A) It is in space. Doesn’t really matter much but toss it into the sun if it bothers you and it is out of fuel or send it back out for another asteroid. Not a complicated setup: see: Direct Energy Conversion in Fusion Reactors, by Ralph W. Moir, Lawrence Livermore Laboratories, Livermore, CA
Q) Who is going to operate and maintain the reactor?
Robots. The RF round trip when it is way out there is too long for remote controls.
Q) What happens if the reactor has an accident?
A) Not much. It is in space. Not near space. Way way out there. Heck even if it went supercritical where k > 1 as in kaboom it would be a little flash in the sky. The scary thing would be if the asteroid hit the earth hence going for a lunar orbit. Not a big deal if we accidentally hit the moon.

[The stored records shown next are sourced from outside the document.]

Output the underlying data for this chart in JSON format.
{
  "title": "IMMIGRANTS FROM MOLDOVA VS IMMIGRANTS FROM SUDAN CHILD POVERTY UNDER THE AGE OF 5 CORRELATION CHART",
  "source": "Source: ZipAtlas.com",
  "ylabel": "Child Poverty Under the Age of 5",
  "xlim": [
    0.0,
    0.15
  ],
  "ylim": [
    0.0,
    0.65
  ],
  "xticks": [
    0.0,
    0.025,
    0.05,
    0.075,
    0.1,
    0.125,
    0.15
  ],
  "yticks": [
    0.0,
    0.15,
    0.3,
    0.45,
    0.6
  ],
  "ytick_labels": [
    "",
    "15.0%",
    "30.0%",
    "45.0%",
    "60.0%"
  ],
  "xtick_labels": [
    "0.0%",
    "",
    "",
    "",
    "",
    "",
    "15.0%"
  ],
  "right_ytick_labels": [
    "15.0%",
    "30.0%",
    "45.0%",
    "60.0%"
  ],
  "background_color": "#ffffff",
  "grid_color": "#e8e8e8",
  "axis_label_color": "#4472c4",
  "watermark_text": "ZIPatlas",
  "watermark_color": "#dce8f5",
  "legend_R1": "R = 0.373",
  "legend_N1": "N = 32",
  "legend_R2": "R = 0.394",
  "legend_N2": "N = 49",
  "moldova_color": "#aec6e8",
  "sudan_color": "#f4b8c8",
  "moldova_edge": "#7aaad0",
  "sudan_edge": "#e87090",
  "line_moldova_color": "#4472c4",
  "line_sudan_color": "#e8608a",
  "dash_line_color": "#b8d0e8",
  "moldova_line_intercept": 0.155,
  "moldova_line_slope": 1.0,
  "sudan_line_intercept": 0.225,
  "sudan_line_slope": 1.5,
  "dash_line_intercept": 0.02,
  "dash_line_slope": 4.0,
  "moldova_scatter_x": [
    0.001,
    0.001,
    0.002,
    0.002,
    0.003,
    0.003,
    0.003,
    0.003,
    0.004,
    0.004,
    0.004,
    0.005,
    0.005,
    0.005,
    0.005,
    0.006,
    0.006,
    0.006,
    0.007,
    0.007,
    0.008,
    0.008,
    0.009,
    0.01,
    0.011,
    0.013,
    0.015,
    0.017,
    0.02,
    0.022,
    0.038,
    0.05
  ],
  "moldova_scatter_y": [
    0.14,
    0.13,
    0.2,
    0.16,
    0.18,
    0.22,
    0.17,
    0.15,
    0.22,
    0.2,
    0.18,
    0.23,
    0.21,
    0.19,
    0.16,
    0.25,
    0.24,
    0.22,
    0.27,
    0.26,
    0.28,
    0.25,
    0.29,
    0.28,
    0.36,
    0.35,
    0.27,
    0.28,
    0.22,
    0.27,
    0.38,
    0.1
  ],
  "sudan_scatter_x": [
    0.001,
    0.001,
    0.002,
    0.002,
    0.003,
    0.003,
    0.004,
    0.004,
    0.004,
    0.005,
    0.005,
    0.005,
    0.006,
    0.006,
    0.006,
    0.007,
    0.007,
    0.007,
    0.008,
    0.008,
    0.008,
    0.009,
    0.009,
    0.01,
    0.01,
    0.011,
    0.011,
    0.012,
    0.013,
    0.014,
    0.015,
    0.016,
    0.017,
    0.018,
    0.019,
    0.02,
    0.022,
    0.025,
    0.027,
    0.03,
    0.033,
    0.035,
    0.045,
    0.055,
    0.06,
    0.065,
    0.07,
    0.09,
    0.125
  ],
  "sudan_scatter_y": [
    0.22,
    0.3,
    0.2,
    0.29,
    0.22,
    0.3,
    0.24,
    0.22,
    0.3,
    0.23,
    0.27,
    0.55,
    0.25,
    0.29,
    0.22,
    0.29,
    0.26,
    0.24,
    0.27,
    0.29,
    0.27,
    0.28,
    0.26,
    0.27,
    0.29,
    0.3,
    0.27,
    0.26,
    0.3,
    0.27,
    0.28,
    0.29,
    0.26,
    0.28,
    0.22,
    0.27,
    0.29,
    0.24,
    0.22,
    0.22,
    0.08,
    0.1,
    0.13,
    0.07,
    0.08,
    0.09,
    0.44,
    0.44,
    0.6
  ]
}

We havent quite got a working fusion reactor yet. One that is autonomous that we can put is space I think is a few decades off.
If we are talking about fission reactors (all that is available today) we are talking about an expensive piece of hardware and if you include autonomous robot reactor, were talking big money.
The difficult thing about fission reactors is that after a fairly short time at power the reactor will continue to produce a prodigious amount of heat even when shutdown.
If that heat can not be removed from the reactor core the core will destroy itself.
The robot reactor youre talking about sounds like a multi-billion dollar machine. I dont think we want that bit of tech out there on its own with no one to take care of it.